Self-Exploring Language Models for Explainable Link Forecasting on Temporal Graphs via Reinforcement Learning
Zifeng Ding, Shenyang Huang, Zeyu Cao, Emma Kondrup, Zachary Yang, Xingyue Huang, Yuan Sui, Zhangdie Yuan, Yuqicheng Zhu, Xianglong Hu, Yuan He, Farimah Poursafaei, Michael Bronstein, Andreas Vlachos
TL;DR
This work tackles explainable future-link forecasting on temporal graphs by fine-tuning LLMs with reinforcement learning. It introduces ReaL-TG, which uses Temporal Context Graph Selection, a GRPO-based RL objective with an outcome-based reward, and a QA-style prompt to generate both predictions and reasoning traces. It also proposes a novel evaluation protocol combining MRR/pMRR for predictions with an LLM-as-a-Judge to assess faithfulness, consistency, and alignment of reasoning; results show ReaL-TG-4B often outperforms much larger frontier LLMs on seen and unseen graphs while producing high-quality explanations. The framework demonstrates practical potential for explainable TG reasoning, enabling generalization to new graphs without retraining and providing a scalable, interpretable forecasting approach with a dedicated reasoning-evaluation mechanism.
Abstract
Forecasting future links is a central task in temporal graph (TG) reasoning, requiring models to leverage historical interactions to predict upcoming ones. Traditional neural approaches, such as temporal graph neural networks, achieve strong performance but lack explainability and cannot be applied to unseen graphs without retraining. Recent studies have begun to explore using large language models (LLMs) for graph reasoning, but most of them are constrained to static graphs or small synthetic TGs and lack the evaluation of the quality of reasoning traces generated by LLMs. In this work, we present Reasoning-Enhanced Learning for Temporal Graphs (ReaL-TG), a reinforcement learning framework that fine-tunes LLMs to perform explainable link forecasting on real-world TGs. ReaL-TG uses outcome-based reward to encourage models to self-explore reasoning strategies from graph structure and to produce explanations that directly justify their predictions.
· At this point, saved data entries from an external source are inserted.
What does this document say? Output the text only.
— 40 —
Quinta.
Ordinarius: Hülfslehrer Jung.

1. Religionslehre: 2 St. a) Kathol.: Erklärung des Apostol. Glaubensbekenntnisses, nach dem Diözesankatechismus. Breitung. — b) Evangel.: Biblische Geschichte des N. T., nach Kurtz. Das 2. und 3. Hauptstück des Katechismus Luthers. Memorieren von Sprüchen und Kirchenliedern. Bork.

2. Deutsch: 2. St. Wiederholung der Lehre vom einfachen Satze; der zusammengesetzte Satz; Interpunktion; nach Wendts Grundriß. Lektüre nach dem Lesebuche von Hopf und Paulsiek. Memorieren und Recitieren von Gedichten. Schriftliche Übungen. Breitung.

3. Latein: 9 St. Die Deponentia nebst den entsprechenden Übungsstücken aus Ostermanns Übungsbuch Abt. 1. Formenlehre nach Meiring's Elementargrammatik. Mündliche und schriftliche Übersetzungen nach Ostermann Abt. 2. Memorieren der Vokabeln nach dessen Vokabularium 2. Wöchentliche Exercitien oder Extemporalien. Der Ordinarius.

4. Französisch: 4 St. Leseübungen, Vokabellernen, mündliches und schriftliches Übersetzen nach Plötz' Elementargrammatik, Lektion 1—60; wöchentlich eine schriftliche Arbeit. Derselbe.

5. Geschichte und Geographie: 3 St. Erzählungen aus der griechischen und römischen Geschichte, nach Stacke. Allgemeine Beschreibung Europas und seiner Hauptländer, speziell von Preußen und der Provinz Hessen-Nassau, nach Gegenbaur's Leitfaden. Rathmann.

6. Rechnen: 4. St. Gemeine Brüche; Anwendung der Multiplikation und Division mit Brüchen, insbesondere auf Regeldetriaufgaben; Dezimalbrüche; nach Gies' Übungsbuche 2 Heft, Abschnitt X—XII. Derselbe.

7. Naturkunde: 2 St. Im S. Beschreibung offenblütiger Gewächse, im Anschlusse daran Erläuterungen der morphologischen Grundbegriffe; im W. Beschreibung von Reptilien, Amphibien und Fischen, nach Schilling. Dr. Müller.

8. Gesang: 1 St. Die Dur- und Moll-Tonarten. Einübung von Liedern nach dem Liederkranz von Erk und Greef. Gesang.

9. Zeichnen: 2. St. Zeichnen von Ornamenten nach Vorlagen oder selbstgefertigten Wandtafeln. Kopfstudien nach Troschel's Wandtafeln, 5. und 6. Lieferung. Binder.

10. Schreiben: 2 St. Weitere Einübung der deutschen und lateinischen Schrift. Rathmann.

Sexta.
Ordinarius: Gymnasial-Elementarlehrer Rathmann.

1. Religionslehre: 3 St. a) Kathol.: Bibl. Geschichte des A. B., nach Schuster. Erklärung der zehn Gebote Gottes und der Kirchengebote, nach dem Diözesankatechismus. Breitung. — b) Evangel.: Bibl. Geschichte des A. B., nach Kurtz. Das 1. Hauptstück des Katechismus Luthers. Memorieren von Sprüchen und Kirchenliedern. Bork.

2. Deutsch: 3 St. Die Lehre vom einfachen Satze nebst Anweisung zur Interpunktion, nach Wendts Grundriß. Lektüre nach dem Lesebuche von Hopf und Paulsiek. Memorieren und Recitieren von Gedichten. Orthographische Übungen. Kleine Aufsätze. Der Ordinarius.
To enable evaluation on LLM-generated reasoning traces, we propose a new evaluation protocol combining ranking metrics with an LLM-as-a-Judge system that assesses both the quality of reasoning and the impact of hallucinations. Experiments with ReaL-TG-4B, obtained by fine-tuning Qwen3-4B under our framework, show that it outperforms much larger frontier LLMs, including GPT-5 mini, on ranking metrics, while producing high-quality explanations confirmed by both the LLM judge and human evaluation.